Lang-Orsini Melanie, Gonzalez-Perez Paloma
Department of Pathology, Massachusetts General Hospital, Harvard Medical School, Boston, MA, United States.
Department of Neurology, Massachusetts General Hospital, Harvard Medical School, Boston, MA, United States.
Front Neurol. 2022 Mar 8;13:846110. doi: 10.3389/fneur.2022.846110. eCollection 2022.
Mutations in nuclear-encoded genes that are involved in mitochondrial DNA replication and maintenance (e.g., ) have been associated with chronic progressive external ophthalmoplegia (CPEO) phenotype. These nuclear genome mutations may lead to multiple mitochondrial DNA deletions or mitochondrial DNA depletion. On the other hand, primary genetic defects of mitochondrial DNA (such as single large-scale deletion or point mutations) have also been associated with the CPEO phenotype. Chronic progressive external ophthalmoplegia (CPEO) may be a manifestation of specific syndromes that, when clinically recognized, prompt clinicians to investigate specific genetic defects. Thus, CPEO, as part of Kearns Sayre syndrome, suggests the presence of a large-scale deletion of mitochondrial DNA. However, in pure CPEO or CPEO plus phenotypes, it is more difficult to know whether causative genetic defects affect the nuclear or mitochondrial DNA. Here, we present a patient with a long-standing history of CPEO plus phenotype, in whom the sequencing of mitochondrial DNA from skeletal muscle was normal, and no other genetic defect was suspected at first. At the time of our evaluation, the presence of polyneuropathy and neuropathic pain prompted us to investigate nuclear genetic defects and, specifically, mutations in the gene. Thus, the sequencing of the gene revealed p.Thr251Ile and p.Pro587Leu mutations in one allele, and p.Ala467Thr mutation in another allele. Although one would expect that mutations in lead to multiple mitochondrial DNA deletions or depletion (loss of copies), the absence of mitochondrial DNA abnormalities in tissue may be explained by heteroplasmy, a lack or no significant involvement of biopsied tissue, or a sampling bias. So, the absence of secondary mitochondrial DNA alterations should not discourage clinicians from further investigating mutations in nuclear-encoded genes. Lastly, mitochondrial point mutations and single mitochondrial DNA deletions very rarely cause CPEO associated with polyneuropathy and neuropathic pain, and POLG-related disease should be considered in this scenario, instead.

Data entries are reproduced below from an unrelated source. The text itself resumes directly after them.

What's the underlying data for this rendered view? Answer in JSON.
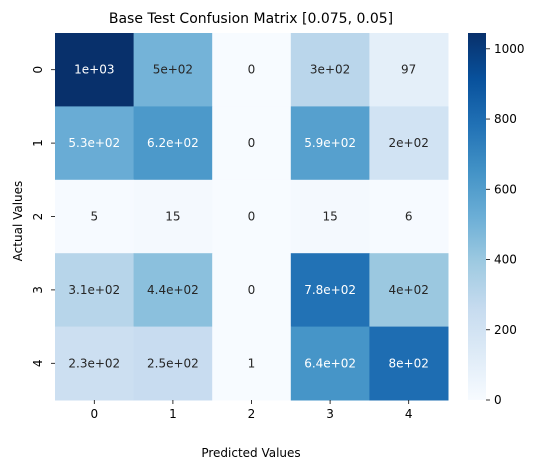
{
  "chart_data": {
    "type": "heatmap",
    "title": "Base Test Confusion Matrix [0.075, 0.05]",
    "xlabel": "Predicted Values",
    "ylabel": "Actual Values",
    "x_categories": [
      "0",
      "1",
      "2",
      "3",
      "4"
    ],
    "y_categories": [
      "0",
      "1",
      "2",
      "3",
      "4"
    ],
    "values": [
      [
        1045,
        500,
        0,
        300,
        97
      ],
      [
        530,
        620,
        0,
        590,
        200
      ],
      [
        5,
        15,
        0,
        15,
        6
      ],
      [
        310,
        440,
        0,
        780,
        400
      ],
      [
        230,
        250,
        1,
        640,
        800
      ]
    ],
    "annotations": [
      [
        "1e+03",
        "5e+02",
        "0",
        "3e+02",
        "97"
      ],
      [
        "5.3e+02",
        "6.2e+02",
        "0",
        "5.9e+02",
        "2e+02"
      ],
      [
        "5",
        "15",
        "0",
        "15",
        "6"
      ],
      [
        "3.1e+02",
        "4.4e+02",
        "0",
        "7.8e+02",
        "4e+02"
      ],
      [
        "2.3e+02",
        "2.5e+02",
        "1",
        "6.4e+02",
        "8e+02"
      ]
    ],
    "colormap": "Blues",
    "colorbar": {
      "range": [
        0,
        1045
      ],
      "ticks": [
        0,
        200,
        400,
        600,
        800,
        1000
      ]
    }
  }
}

参与线粒体DNA复制和维持的核编码基因(如 )中的突变已与慢性进行性外眼肌麻痹(CPEO)表型相关。这些核基因组突变可能导致多个线粒体DNA缺失或线粒体DNA耗竭。另一方面,线粒体DNA的原发性遗传缺陷(如单个大规模缺失或点突变)也与CPEO表型相关。慢性进行性外眼肌麻痹(CPEO)可能是特定综合征的一种表现,当临床识别时,会促使临床医生研究特定的遗传缺陷。因此,作为卡恩斯·塞尔综合征一部分的CPEO提示存在线粒体DNA的大规模缺失。然而,在单纯CPEO或CPEO加其他表型中,很难知道致病的遗传缺陷是影响核DNA还是线粒体DNA。在此,我们报告一名有长期CPEO加其他表型病史的患者,其骨骼肌线粒体DNA测序正常,最初未怀疑有其他遗传缺陷。在我们评估时,多神经病和神经性疼痛的存在促使我们研究核遗传缺陷,特别是 基因中的突变。因此, 基因测序显示一个等位基因中有p.Thr251Ile和p.Pro587Leu突变,另一个等位基因中有p.Ala467Thr突变。尽管人们预期 基因中的突变会导致多个线粒体DNA缺失或耗竭(拷贝数丢失),但组织中线粒体DNA异常的缺失可能由异质性、活检组织缺乏或无显著受累或抽样偏差来解释。因此,继发性线粒体DNA改变的缺失不应阻碍临床医生进一步研究核编码基因中的突变。最后,线粒体点突变和单个线粒体DNA缺失极少导致与多神经病和神经性疼痛相关的CPEO,在这种情况下应考虑与POLG相关的疾病。